Joseph Louis Franklin (1906 – August 25, 1982) was a Robert A. Welch Professor of Chemistry at Rice University known for his research in mass spectrometry and ion molecule chemistry. The Frank H. Field and Joe L. Franklin Award for Outstanding Achievement in Mass Spectrometry is named after him and Frank H. Field.

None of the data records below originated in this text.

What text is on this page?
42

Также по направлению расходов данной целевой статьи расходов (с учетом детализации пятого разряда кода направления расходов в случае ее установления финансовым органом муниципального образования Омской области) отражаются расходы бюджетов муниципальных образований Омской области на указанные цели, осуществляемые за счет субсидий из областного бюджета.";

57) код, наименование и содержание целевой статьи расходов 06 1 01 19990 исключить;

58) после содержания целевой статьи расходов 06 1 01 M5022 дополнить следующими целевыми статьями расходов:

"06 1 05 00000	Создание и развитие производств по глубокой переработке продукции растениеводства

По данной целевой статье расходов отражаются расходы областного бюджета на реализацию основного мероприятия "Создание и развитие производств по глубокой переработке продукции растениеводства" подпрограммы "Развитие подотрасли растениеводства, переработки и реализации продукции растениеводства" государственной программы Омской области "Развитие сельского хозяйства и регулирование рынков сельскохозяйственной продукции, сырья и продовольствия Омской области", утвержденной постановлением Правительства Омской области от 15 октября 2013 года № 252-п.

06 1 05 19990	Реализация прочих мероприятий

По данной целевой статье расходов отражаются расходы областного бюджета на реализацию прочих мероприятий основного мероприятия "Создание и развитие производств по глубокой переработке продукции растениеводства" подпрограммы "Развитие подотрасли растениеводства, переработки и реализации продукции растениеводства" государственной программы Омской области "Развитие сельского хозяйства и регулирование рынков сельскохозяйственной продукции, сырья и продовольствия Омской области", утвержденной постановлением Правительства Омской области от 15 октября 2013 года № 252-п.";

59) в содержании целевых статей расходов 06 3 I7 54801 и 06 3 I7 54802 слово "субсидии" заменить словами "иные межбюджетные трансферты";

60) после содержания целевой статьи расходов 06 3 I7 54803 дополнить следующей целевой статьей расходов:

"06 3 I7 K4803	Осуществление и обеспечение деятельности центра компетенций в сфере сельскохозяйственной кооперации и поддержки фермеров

==Early life and education==
Joseph Franklin was born in Natchez, Mississippi in 1906 but his family moved to Texas early in his life. He went to the University of Texas to study chemistry and received a B.S. degree in 1929, M.S. in 1930, and Ph.D. in 1934.

==Humble Oil==
Franklin took a position at Humble Oil in Baytown, Texas in 1934 where he established a mass spectrometry research group. He recruited Frank Field to Humble Oil in 1952 and they co-wrote Electron Impact Phenomena and the Properties of Gaseous Ions in 1957. Franklin took a two-year leave 1957–1958 at the National Bureau of Standards in Washington, D.C. before returning to Humble.

==Rice University==
In 1963, Franklin took a position as Robert A. Welch Professor of chemistry at Rice University. He became an emeritus professor in 1976. He helped to found the American Society for Mass Spectrometry and became the first president of that organization in 1969.

==Field and Franklin Award==
In 1983, the Frank H. Field and Joe L. Franklin Award for Outstanding Achievement in Mass Spectrometry was established in his honor by the American Chemical Society.